The glaring production gaffes, extremely unusual for a show on M-Net as DStv's most premium pay-TV channel, continue to inflict daily reputational damage on MultiChoice, ITV Studios, M-Net, Rapid Blue and the Love Island format name as a brand, and has been made worse by the lack of any communication with the media and DStv pay-TV subscribers.

A week after the debut of Love Island SA there's yet to be a virtual press conference from the pay-TV operator's top execs to take questions.

There have been no statements yet from Yolisa Phahle as MultiChoice Group CEO for general entertainment, group executive of general entertainment Gideon Khobane, Nkateko Mabaso as group executive of programming, M-Net director Jan du Plessis; or Kaye-Ann Williams as M-Net's head of local productions, who don't appear to want their names attached to anything to do with the mess around Love Island South Africa.

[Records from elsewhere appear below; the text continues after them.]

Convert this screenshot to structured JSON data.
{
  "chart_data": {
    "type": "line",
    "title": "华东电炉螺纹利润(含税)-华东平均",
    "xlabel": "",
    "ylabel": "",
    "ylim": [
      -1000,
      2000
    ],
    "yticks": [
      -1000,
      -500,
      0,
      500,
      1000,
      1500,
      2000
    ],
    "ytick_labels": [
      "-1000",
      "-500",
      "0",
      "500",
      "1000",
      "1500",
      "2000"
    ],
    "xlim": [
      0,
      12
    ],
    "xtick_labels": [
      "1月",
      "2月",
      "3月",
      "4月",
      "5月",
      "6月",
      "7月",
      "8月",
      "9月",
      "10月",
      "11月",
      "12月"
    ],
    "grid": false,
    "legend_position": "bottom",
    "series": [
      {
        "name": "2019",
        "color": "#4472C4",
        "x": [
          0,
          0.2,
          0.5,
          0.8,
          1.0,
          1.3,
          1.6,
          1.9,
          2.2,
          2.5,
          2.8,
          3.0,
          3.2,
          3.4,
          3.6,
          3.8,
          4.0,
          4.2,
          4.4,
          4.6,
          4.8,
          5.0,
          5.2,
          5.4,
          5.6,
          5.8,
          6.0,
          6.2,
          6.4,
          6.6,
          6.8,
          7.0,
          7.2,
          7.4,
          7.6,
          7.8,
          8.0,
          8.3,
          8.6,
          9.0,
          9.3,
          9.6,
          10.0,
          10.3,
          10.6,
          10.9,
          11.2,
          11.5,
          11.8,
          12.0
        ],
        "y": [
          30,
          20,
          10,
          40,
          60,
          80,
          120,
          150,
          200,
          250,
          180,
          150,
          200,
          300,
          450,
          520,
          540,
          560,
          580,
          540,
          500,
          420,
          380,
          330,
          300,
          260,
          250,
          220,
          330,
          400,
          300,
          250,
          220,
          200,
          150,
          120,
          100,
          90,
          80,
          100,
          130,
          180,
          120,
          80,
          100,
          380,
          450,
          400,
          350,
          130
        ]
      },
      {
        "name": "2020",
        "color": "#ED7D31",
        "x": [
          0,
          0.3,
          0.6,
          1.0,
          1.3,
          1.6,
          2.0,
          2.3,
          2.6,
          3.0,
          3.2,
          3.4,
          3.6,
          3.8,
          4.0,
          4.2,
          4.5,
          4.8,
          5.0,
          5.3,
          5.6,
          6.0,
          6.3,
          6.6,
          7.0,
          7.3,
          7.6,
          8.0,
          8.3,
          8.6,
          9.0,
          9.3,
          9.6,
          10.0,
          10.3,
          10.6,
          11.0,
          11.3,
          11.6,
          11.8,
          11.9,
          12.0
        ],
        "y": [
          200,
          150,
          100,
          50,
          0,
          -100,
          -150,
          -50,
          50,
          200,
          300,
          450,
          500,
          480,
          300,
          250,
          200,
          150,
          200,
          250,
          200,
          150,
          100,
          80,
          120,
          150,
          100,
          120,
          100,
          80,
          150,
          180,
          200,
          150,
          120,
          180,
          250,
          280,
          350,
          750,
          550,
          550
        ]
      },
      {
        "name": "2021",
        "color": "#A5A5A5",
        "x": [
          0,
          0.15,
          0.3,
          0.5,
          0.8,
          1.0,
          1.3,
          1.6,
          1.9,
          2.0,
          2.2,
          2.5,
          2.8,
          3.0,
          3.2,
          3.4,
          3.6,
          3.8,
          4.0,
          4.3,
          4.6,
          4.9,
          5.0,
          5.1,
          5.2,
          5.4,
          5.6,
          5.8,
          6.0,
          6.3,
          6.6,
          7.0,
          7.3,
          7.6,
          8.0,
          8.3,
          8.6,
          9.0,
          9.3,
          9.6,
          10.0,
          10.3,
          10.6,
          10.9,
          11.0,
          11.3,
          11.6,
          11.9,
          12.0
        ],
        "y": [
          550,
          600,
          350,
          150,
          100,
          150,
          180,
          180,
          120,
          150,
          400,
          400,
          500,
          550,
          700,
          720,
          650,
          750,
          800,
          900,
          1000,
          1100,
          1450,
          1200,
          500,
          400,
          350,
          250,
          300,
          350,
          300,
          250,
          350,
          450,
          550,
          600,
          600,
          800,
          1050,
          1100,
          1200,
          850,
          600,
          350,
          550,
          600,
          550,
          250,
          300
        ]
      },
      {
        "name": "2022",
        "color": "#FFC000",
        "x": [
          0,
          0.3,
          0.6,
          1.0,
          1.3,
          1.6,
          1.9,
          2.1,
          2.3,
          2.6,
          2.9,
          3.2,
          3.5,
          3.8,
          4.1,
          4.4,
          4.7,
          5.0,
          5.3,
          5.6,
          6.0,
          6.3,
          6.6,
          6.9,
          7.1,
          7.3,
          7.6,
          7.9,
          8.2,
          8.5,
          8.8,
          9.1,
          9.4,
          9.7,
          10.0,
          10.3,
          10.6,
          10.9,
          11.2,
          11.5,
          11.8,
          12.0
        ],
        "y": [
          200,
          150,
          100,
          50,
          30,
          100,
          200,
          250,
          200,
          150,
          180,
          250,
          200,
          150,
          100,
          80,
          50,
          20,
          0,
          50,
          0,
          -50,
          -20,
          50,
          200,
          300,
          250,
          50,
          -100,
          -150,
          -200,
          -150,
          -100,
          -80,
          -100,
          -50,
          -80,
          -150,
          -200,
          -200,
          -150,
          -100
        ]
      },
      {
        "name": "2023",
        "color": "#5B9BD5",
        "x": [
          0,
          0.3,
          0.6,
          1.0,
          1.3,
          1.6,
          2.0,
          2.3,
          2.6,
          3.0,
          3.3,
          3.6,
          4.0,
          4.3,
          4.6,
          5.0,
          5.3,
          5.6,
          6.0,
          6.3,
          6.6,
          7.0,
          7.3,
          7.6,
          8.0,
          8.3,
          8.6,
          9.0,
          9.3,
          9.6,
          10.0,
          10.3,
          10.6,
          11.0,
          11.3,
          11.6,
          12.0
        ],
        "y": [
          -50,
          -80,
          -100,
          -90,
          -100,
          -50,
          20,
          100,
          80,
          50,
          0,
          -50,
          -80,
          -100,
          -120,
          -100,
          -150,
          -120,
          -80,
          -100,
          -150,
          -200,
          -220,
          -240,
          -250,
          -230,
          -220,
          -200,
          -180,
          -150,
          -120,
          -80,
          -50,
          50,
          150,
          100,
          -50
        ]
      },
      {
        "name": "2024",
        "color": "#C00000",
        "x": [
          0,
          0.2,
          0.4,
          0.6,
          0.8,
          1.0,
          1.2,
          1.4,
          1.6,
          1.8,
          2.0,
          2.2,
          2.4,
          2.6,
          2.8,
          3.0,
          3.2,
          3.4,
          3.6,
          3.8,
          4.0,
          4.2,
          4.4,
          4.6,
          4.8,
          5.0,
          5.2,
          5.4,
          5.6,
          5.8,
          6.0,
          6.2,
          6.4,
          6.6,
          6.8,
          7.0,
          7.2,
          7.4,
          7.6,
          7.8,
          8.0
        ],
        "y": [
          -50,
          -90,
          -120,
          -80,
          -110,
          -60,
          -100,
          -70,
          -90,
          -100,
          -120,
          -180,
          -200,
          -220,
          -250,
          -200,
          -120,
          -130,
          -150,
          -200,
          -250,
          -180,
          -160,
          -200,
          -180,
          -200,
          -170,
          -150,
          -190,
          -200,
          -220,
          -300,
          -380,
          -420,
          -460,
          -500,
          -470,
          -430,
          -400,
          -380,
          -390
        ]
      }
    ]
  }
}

Asked what MultiChoice and M-Net did wrong in communicating about Love Island SA when viewers started noticing and talking about the lack of diversity and the production problems and mistakes, Anne Dolinschek says "the moment they started seeing these negative comments and people literally mocking Love Island SA and making fun of it - literally people now just want to watch it to see how bad it is - the first thing that they should have done was to get ahead of the game and to take ownership of it and to say 'we know that there are issues'."

"People also asked 'Why are they not communicating with us?' and 'What's happening?'."

"I think it would have been very beneficial to them to just put out facts - maybe not all of them - to just own it and say 'Yes, we're having technical issues, we are working on it within the next 3 episodes, you'll see it and by then Love Island SA will be fine'."

"It's literally just giving facts to the consumers or viewers so that they're in the loop, because the more that they know the less they will speculate and the less they will actually cause havoc with a brand," says Anne Dolinschek.

About MultiChoice and M-Net's unwillingness to talk to the media, Anne Dolinschek says "I get where they're coming from - they obviously want to try and minimise the fallout - but the fact is if you're not giving journalists information they're going to speculate and it's going to get worse, right?"

"So the minute they saw something had gone wrong they should have sent out a press release immediately to at least the entertainment media just to give them the facts."

"Even if it wasn't a formal press conference they should just have issued some sort of statement so that the media have the facts and are not speculating and not putting up what people are saying on Twitter - because that's literally what's happening - and saying here are the facts, we will keep you updated. That is what they should do and they're just not," she says.

How does South Africa compare when it comes to professional crisis communication and brands and companies being able to very quickly jump in with a best practice and responsive communication approach around an unfolding crisis?

Anne Dolinschek says that "there's nothing wrong with South Africa and our standards as far as this is concerned. We have amazing crisis communications specialists in South Africa and PR agencies who take care of that."

"I don't know where the disconnect is sometimes. From a PR perspective, we've got amazing experts in South Africa."

Anne Dolinschek who is also a Love Island fan, when asked what she would like to see happen, says "unfortunately I didn't get to see any of Love Island South Africa because I was trying to get it on DStv Catch Up but I'm definitely a fan of the international one."

"I definitely want them to follow the international recipe, but definitely obviously following it with a South African flavour and definitely with a recipe that we want to see. I'm just looking forward to the drama in the house - that's always what keeps people going back for more, right?"